I can answer questions dealing with firearms and their development due to western expansion. I can answer most questions about any firearms of the world manufactured after the Civil War(1868 - present. I can offer safety warnings about these. I can offer opinions and the reasons behind these. I can also answer questions about Iver Johnson firearms. I can identify by pictures most firearms. If your question involves a firearm you have access to, please include a good quality photo with your question.

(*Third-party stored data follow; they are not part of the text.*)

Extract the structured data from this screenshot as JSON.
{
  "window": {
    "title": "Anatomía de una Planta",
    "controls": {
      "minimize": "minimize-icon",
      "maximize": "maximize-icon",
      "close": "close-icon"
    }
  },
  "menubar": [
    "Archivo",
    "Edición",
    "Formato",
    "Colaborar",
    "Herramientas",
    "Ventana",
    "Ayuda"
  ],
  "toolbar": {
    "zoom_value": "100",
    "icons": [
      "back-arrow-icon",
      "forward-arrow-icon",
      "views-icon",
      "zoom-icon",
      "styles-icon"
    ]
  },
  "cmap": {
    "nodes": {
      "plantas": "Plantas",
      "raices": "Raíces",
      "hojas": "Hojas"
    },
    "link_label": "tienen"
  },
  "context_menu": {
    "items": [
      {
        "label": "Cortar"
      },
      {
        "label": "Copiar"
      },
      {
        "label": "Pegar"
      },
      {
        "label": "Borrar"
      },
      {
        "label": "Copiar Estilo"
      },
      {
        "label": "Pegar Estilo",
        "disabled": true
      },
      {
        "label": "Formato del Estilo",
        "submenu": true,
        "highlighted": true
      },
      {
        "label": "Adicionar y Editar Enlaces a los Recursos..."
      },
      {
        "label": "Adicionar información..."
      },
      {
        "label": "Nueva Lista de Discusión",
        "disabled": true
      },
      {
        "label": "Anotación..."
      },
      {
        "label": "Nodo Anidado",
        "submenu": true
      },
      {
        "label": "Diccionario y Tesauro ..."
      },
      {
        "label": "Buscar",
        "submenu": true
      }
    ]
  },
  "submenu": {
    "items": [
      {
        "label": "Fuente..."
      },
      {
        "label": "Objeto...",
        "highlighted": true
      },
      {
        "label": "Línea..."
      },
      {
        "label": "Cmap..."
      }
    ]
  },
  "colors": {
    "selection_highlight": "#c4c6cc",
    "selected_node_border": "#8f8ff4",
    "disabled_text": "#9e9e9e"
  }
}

I have been at the study of firearms and their use since my first issue of Field and Stream in 1962.At that time I was completely devoted to rifles, but over the years I have experienced the thrill of the hunt with handguns, shotguns and of course rifles. I moved from Oklahoma to New Mexico in 1972 and, since, I have taken numerous game and non-game animals with all firearms (cannons excluded)including blackpowder muzzleloading rifles,shotguns and handguns. My favorite handgun for large non-game animals, such as feral hogs, is my Uberti replica of a 1847 Colt Walker. Very heavy, but accurate.

I am a 1973 high school graduate. Junior and senior year I developed a class on Wildlife Depredation and Conservation of our Rocky Mountain states. My specialty was the brown bear.

Awards and Honors
New Mexico Hunter Safety Program Instructor 15 year award.